Born Ruffians Jolts Nerves On ‘Ruff’ (ALBUM REVIEW)


born3Born Ruffians are a quirky bunch. Hailing from Toronto, they’ve made a respectable name for themselves north of the border, having received extensive airplay on the CBC and by touring quite extensively. While part of their repute comes by way of covers — an early version of Grizzly Bear’s “Knife” helped bring them to the airwaves early on — it was their assorted Canadian television appearances and a 2008 album, Red, Yellow & Blue, that accelerated their fame and brought them an array of indie accolades.

Nevertheless, those less familiar with the band’s backstory might have a harder time pinning down their MO, given their penchant for twitchy tempos and a tendency to cast their songs with  somewhat bizarre headings. The new album Ruff is no exception; the array of track titles includes “Fuck Feelings,” “(Eat Shit) We Did It,” “Yawn Tears” and the slacker sentiments implied by “When Things Get Pointless I Roll Away.” Indeed, if there’s some inside joke or snarky sense of humor, it’s hard to discern. In essence though it matters little; the band’s frenetic melodies and effusive energy provides a disconnect that makes sing-alongs a difficult proposition to begin with.
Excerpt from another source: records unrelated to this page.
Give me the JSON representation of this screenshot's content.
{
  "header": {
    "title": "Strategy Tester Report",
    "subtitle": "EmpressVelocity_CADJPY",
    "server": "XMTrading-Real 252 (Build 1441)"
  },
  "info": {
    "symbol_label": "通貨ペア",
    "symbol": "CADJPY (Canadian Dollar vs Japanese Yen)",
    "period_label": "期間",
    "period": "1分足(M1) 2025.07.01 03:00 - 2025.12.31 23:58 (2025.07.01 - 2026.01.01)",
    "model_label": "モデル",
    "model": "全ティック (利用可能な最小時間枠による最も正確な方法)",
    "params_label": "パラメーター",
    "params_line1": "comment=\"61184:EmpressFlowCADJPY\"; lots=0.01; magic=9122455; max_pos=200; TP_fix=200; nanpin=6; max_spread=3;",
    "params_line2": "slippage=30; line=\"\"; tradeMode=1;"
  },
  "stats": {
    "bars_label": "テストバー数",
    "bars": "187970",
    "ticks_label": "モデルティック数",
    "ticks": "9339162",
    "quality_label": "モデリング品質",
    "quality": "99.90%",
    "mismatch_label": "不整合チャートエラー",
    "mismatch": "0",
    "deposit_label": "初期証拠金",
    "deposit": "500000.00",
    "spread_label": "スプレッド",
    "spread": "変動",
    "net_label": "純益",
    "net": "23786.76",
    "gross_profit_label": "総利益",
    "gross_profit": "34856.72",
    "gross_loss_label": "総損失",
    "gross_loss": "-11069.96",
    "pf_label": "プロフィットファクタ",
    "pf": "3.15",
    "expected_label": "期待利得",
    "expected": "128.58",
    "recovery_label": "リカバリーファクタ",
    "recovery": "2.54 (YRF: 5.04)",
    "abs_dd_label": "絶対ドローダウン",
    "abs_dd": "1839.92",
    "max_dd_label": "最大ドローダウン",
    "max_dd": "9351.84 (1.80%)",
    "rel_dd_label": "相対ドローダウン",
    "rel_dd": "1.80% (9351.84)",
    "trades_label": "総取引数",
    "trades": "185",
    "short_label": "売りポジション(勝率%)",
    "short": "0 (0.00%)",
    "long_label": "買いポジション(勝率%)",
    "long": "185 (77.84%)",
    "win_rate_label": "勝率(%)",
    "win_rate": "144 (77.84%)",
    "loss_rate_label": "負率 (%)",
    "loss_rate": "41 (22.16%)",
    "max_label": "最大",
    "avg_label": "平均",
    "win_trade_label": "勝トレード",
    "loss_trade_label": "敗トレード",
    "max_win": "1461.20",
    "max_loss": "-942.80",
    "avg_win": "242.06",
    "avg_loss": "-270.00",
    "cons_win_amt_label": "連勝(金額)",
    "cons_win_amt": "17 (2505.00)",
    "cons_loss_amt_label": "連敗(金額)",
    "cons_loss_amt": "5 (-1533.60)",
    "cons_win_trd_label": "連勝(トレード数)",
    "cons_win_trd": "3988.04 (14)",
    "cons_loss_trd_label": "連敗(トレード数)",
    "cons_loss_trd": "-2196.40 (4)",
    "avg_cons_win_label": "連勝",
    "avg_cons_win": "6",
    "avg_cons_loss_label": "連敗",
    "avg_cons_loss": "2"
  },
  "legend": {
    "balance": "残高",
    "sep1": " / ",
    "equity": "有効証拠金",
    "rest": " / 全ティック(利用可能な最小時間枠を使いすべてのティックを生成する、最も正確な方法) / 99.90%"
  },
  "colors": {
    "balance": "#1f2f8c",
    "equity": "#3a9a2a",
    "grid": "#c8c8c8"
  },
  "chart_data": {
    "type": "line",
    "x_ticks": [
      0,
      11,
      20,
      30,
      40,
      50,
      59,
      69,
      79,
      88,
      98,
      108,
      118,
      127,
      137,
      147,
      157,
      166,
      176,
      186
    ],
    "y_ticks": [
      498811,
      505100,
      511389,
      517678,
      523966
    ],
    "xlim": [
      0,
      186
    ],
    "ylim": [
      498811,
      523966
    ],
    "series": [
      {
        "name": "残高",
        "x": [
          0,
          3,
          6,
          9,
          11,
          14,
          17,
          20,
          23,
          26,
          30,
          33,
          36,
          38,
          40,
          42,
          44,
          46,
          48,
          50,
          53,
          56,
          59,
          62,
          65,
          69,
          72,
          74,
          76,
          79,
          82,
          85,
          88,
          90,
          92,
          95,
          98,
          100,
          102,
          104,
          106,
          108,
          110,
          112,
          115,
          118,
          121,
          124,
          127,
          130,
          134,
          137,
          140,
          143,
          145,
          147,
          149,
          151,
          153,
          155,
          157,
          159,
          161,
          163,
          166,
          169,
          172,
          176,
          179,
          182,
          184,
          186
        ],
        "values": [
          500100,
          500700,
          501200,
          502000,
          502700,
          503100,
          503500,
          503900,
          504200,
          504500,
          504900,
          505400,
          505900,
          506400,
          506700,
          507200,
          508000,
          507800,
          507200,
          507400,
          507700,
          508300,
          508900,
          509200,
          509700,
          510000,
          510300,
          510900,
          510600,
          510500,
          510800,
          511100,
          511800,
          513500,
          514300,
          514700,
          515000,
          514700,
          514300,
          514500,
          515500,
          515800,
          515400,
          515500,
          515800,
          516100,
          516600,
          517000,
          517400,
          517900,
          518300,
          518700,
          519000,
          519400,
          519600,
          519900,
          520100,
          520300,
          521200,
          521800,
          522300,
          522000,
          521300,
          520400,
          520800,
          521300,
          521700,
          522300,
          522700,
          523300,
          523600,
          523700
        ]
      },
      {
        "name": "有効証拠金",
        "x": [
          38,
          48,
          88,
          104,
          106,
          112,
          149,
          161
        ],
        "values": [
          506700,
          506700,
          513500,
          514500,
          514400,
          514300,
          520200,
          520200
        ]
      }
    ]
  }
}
Some pundits have compared Born Ruffians to the Talking Heads due to their flighty approach, but that would deny them their singular style. They can rock with determination, as evidenced by the aptly-named “& On & On & On,” or take an occasional respite, as heard in the dramatically drawn-out “Fuck Feelings” and the unusually effusive “Shade to Shade.” Generally though, they maintain a jittery pace, one which keeps the group on a seemingly endless treadmill of non-stop gyrations. Consequently, it makes for an uneasy listen, one that sometimes seems intent on jolting some nerves and keeping listeners guessing as to where they’re headed next. Granted, they can be considered a weird bunch, but one can also surmise that it’s merely an attempt at charm. Irreverence is a by-product of both youth and rock ‘n’ roll, and Born Ruffians clearly have a handle on both.

Ultimately Ruff is anything but. For all their off-kilter twists and turns, Born Ruffians seem to know exactly what they’re doing and engineer matters accordingly. Granted, they’re an acquired taste, but their’s is a singular sound regardless.